The Court held that the subpoena for information on hiring practices was irrelevant because the employee did not suffer from race, sex, or age discrimination and was not a member of those protected classes. The Court also found persuasive that the employee did not check the box for race, sex, or age discrimination to indicate that he was bringing those claims on behalf of a third party. Therefore, employers should consider whether the EEOC’s subpoena is limited to the specific type of unlawful conduct alleged before turning over responsive documents and information. A great starting place for this determination is the box checked in the charge and well as the type of unlawful conduct listed in the EEOC portal as this information indicates the primary purpose of the EEOC’s investigation.

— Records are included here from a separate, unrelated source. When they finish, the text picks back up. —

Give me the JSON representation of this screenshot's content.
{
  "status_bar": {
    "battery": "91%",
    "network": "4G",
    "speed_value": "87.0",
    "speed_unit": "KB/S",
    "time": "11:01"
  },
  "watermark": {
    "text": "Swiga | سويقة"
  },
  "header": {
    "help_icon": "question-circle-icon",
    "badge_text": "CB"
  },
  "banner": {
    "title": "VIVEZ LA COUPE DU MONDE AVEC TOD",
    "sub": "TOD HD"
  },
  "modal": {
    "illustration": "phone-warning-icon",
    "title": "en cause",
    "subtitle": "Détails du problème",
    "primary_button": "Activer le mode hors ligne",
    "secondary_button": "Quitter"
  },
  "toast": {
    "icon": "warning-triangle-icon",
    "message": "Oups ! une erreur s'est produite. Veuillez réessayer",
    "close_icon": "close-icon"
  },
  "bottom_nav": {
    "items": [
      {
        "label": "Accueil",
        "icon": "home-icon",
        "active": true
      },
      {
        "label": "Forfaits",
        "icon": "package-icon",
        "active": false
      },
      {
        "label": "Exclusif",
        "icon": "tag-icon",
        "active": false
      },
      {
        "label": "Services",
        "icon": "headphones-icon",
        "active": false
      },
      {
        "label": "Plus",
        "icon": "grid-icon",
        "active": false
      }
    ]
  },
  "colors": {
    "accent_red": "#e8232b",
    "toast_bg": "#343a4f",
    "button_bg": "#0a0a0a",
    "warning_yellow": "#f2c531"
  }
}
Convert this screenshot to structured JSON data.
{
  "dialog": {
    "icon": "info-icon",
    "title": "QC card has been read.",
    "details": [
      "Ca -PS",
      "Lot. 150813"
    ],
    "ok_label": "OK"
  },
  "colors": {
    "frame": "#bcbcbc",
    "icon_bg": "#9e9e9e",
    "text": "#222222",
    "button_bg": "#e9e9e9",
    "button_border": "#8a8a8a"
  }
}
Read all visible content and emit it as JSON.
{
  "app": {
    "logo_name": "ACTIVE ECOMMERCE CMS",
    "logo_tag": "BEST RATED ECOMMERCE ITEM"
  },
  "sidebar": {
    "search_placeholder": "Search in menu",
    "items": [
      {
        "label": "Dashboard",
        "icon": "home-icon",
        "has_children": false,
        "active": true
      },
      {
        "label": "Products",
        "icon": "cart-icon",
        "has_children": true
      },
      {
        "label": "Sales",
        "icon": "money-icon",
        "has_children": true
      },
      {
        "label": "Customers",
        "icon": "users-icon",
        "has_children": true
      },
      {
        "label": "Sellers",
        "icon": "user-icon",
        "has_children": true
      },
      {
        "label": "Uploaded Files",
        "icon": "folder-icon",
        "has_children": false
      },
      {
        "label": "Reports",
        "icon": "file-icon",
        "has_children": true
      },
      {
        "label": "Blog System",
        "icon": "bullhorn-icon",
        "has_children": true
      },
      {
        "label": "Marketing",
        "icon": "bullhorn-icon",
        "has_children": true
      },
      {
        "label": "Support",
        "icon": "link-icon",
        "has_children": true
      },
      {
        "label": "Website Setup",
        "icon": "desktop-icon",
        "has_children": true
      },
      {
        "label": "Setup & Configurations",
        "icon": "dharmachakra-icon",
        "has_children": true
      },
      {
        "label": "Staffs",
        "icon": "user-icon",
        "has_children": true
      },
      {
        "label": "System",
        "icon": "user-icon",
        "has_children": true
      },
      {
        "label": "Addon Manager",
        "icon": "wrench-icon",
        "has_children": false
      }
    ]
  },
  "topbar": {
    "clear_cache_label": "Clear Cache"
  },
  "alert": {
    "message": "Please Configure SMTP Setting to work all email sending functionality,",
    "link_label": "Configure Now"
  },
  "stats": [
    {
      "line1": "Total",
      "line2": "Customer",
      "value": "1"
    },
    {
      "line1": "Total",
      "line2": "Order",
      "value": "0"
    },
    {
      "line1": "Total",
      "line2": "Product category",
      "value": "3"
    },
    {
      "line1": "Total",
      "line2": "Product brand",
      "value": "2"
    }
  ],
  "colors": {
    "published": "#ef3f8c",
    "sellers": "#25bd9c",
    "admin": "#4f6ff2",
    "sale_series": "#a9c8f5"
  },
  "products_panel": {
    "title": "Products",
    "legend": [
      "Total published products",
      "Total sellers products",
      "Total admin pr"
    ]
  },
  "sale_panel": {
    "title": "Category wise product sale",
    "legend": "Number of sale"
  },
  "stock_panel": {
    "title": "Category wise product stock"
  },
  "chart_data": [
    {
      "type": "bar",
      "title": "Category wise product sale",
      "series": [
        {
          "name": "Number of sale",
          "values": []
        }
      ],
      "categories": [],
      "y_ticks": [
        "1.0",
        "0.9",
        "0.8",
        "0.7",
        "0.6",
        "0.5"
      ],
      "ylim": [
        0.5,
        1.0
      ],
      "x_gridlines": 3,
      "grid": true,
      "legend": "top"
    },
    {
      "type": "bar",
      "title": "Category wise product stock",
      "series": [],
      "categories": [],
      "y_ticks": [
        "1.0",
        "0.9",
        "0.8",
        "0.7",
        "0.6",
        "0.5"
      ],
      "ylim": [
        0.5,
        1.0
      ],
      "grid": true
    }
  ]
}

Specific factual allegations

On the other hand, when an employee’s charge may shed light on additional instances of unlawful conduct that the employee may have experienced, even when not specifically articulated therein, many courts enforce the EEOC’s subpoena for information related to the additional instances of unlawful conduct. For example, when the charge investigated is limited to an alleged failure to accommodate an employee’s disability, courts may enforce a subpoena for information about company-wide drug disclosure policies to evaluate whether those policies have a disparate impact on the employee. In ordinary first-party discovery, such a request would be seemingly unrelated to whether the employee was denied a requested accommodation; but this type of request may be considered relevant to an EEOC subpoena because it might cast light on additional instances of discrimination against the employee’s disability. As a result, employers should not rely solely on arguments asserting that the employee has not alleged a specific act of unlawful conduct in support of the documents requested.

The Bottom Line

The EEOC’s broad right of access to information and courts deference to the public policy in support of EEOC investigations requires employers to provide more information than they would provide otherwise in run-of-the-mill discovery during litigation. However, the EEOC’s authority is not without limit, and employers should be sure to identify the specific type of unlawful conduct alleged to avoid providing more information than is necessary to address the employee’s charge.

Further, much of an employer’s concern over the scope of the EEOC’s initial request for documents and information may be narrowed with a pre-subpoena request to the investigator handling the charge. Investigators are often willing to work with employers to bring the investigation to resolution without the time and effort involved in administering and enforcing a subpoena. This is the best practice to ensure that an employer has preserved its right to later challenge the EEOC’s enforcement of the subpoena, if necessary.